Sementara Ratih sudah mulai beristirahat, ibunya masih saja memintal benang untuk dibuat menjadi baju hangat. Sebenarnya pesanan orang desa atas sudah selesai, tapi yang sekarang ia kerjakan ialah untuk putrinya tercinta. Ibu Ratih ingin menyelesaikan baju hangat itu sebelum pagi. Ia ingin Ratih memakainya untuk berangkat ke sekolah nanti, agar di perjalanan Ratih tidak kedinginan, juga untuk memberikan semangat kepada putrinya itu. Sudah larut malam tapi rajutan belum selesai, ibunya terus tiada henti mengerjakan baju hangat hingga selesai.
***
“Bu, Ratih berangkat dulu ya.”
“Sebentar nak, ini pakai.” Ibu Ratih memakaikan baju hangat yang ternyata sudah rampung.
“Lho, ini untuk Ratih, bu? Bukan pesanan orang desa atas?”
“Itu untuk kamu, nduk, untuk orang desa atas, itu.” Ibu Ratih menunjuk kepada baju hangat yang telah dilipat rapih di atas dipan.
“Wah, terima kasih ya bu, bagus sekali, Ratih sangat suka.” Tersungging senyum sumringah dari bibir Ratih.
“Syukurlah bajunya pas di badan kamu. Sudah sana, cepat kamu berangkat. Ibu doakan kamu lulus dan beasiswa itu berhasil kamu dapatkan.”
“Amin. Terima kasih, bu. Nanti juga ibu hati-hati perginya, jalanan licin semalam habis hujan.”
“Iya, tenang aja, ibu bisa jaga diri.”
Ratih segera mencium tangan ibunya, berpamit untuk berangkat kesekolah. Sepanjang perjalanan Ratih terlihat sangat ceria. Meski hawa dingin sangat menyengat pada pagi itu dikarnakan usai hujan, tetapi terasa hangat bagi Ratih. Entah kenapa tiba-tiba ia sangat bersemangat mendapatkan beasiswa itu, mungkin, karna ia juga sangat bertekad untuk membahagiakan ibunya. Sementara ibu Ratih sudah selesai bersiap-siap, membawa makanan untuk dijual, sekaligus baju hangat pesanan orang desa atas. Meski tubuhnya nampak kuyu karna sangat kurang istirahat, tapi tetap saja hal itu tidak mengendurkan semangatnya.

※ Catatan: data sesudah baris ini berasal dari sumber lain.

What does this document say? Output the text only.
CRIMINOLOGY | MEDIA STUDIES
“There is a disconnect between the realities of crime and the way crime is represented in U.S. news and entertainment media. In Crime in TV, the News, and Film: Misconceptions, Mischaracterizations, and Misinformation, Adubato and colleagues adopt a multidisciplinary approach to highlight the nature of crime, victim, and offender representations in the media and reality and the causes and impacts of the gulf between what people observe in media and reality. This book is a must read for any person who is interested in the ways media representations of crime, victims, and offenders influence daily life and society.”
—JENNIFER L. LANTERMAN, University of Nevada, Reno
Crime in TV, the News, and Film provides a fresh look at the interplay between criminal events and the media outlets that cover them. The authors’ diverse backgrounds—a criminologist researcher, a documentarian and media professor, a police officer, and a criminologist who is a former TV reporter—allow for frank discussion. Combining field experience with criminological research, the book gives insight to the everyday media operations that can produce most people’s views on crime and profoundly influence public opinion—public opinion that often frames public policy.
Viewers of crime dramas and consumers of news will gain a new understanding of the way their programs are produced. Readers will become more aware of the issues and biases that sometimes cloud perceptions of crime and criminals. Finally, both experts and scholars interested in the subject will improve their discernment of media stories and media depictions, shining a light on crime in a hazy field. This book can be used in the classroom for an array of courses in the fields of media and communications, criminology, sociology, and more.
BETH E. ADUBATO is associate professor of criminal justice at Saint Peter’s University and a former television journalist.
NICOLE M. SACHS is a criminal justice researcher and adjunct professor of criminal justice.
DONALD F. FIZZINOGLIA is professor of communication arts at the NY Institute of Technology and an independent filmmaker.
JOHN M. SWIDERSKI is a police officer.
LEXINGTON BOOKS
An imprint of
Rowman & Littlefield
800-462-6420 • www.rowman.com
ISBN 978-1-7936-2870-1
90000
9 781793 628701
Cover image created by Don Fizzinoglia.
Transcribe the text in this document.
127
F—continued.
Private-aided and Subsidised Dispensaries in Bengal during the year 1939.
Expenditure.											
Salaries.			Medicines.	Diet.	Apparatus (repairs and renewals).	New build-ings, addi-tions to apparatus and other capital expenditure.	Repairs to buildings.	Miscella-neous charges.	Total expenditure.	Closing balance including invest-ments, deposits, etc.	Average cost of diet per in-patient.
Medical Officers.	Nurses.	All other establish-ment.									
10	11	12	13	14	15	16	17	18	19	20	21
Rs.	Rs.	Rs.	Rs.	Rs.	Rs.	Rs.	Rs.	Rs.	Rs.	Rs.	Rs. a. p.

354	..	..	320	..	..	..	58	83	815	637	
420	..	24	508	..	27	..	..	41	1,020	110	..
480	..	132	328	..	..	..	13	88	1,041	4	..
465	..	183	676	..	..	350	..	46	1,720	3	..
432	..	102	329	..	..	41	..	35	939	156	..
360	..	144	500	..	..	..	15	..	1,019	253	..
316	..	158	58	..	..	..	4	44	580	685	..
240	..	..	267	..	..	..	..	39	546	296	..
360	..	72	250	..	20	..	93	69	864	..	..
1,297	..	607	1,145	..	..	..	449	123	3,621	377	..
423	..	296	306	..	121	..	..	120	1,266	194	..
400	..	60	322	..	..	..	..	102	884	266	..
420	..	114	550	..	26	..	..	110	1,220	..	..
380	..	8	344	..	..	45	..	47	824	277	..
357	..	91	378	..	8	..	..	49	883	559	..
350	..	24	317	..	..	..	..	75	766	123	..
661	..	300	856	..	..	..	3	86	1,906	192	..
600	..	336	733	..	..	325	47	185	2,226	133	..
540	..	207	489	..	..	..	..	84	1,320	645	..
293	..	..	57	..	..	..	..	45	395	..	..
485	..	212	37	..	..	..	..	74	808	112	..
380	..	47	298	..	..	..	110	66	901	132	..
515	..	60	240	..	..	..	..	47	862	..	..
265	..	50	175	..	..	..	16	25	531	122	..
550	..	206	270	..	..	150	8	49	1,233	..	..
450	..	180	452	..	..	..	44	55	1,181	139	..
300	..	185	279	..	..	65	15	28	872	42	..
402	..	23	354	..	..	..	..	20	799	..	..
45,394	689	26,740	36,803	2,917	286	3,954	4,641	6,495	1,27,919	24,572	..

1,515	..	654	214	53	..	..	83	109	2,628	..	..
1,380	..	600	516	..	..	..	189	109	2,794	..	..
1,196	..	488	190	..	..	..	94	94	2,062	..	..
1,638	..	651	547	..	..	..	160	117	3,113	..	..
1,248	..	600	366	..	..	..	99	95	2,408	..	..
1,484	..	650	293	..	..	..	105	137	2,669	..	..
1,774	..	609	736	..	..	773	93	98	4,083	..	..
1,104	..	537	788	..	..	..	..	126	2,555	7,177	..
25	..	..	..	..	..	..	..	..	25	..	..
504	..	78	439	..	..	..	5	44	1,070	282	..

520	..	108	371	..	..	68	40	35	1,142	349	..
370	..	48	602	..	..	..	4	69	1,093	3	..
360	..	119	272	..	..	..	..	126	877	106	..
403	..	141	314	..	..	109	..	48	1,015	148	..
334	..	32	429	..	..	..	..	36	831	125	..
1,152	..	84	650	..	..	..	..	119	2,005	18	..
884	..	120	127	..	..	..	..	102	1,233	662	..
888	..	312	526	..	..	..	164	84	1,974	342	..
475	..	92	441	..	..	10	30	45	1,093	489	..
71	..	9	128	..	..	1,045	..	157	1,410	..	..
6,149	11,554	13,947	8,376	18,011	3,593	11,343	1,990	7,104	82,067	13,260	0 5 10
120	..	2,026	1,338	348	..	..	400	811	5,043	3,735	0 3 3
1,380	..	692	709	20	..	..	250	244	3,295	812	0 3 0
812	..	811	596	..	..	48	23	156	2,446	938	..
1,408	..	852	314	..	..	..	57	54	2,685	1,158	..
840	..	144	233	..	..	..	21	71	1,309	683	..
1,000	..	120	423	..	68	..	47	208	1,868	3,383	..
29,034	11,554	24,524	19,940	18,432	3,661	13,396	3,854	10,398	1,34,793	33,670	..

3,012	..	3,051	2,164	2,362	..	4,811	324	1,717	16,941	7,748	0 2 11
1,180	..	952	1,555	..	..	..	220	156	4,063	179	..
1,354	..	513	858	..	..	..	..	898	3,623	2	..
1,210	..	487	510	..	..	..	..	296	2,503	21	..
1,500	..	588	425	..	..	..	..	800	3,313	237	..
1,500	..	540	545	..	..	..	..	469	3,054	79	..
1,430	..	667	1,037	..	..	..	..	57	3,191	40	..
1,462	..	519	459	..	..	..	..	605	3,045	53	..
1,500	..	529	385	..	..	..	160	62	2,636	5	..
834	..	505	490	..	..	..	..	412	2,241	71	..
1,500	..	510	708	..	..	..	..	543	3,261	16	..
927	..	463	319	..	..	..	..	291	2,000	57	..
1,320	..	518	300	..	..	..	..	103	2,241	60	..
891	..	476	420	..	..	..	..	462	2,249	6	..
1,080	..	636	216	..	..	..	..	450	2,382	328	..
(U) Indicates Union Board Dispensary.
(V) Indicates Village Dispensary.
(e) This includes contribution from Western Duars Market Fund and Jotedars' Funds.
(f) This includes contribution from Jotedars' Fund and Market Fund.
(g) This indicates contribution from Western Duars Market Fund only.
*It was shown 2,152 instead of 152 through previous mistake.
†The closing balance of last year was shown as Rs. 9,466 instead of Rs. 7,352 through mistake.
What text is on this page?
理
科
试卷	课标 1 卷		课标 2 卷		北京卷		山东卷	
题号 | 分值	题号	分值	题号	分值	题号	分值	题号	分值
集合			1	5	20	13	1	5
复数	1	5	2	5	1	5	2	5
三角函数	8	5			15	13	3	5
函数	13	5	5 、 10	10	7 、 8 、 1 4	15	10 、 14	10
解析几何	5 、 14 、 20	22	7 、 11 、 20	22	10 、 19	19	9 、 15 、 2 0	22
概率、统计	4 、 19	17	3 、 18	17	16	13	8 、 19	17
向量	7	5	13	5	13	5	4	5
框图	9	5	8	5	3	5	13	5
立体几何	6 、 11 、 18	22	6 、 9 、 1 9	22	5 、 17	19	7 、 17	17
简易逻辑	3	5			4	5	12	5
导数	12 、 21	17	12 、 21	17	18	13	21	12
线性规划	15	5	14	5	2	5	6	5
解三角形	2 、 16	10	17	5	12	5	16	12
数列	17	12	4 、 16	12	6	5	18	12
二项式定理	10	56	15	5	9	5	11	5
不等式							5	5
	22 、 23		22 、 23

Pesanan baju hangat telah disampaikan kepada pemesan, kini ibu Ratih tinggal menghabiskan jualannya. Ia berjalan menuruni desa atas, hendak berjualan di sekitaran desanya saja. “Uhuk…uhuk…” sepanjang pejalanan tiada henti ibu Ratih terbatuk-batuk, dadanya terasa sangat sakit sekali. Tetapi ia tetap berjalan menuruni desa atas, hingga memasuki jalan setapak yang menurun sedikit curam. “Uhuk…uhuk…” kembali ibu Ratih terbatuk, tetapi kali ini sungguh ia terkejut, di tangannya yang bekas menutupi mulut karna batuk terdapat darah kental, lalu diiringi batuk kembali. Tubuh kuyuhnya terhuyung-huyung, pandangannya memburam, lalu akhirnya ibu Ratih tersungkur jatuh, tubuhnya menggelinding terjatuh di jalan setapak yang menurun itu, dan…, kepalanya terbentur keras dengan batu yang cukup besar, celakanya lagi batu itu cukup tajam. Tak pelak, darah keluar dari kepala ibu Ratih. Dan lebih celakanya lagi, dikarnakan jalan setapak itu masih sepi, jadi ibu Ratih tidak ada yang menolong.
Terlambat…
***
“Ya, betul, kamu lulus dengan gemilang, sekaligus mendapatkan beasiswa itu.” ujar wali kelas Ratih.
“Beneran, bu? Wah, syukurlah…” terlihat Ratih sangat senang dan tanpa sadar meneteskan air mata.
“Sekali lagi, selamat ya nak.”
Oh, alangkah senangnya Ratih saat ini. Usahanya selama ini akhirnya membuahkan hasil. Teman-teman Ratih pun ikut senang, dan satu persatu mengucapkan selamat. Ratih tidak ingin membuang-buang waktu, dia segera bergegas pulang. Dia sudah taak sabar mengabarkan hal ini kepada ibunya. “Ibu pasti sangat senang.” ucapnya dalam hati. Tapi sayang, Ratih sudah tidak dapat melihat senyum kebahagiaan itu lagi, karna sang ibu telah tiada. Sepanjang perjalanan Ratih tiada henti tersenyum, tanpa tahu apa yang menimpa ibunya pagi tadi.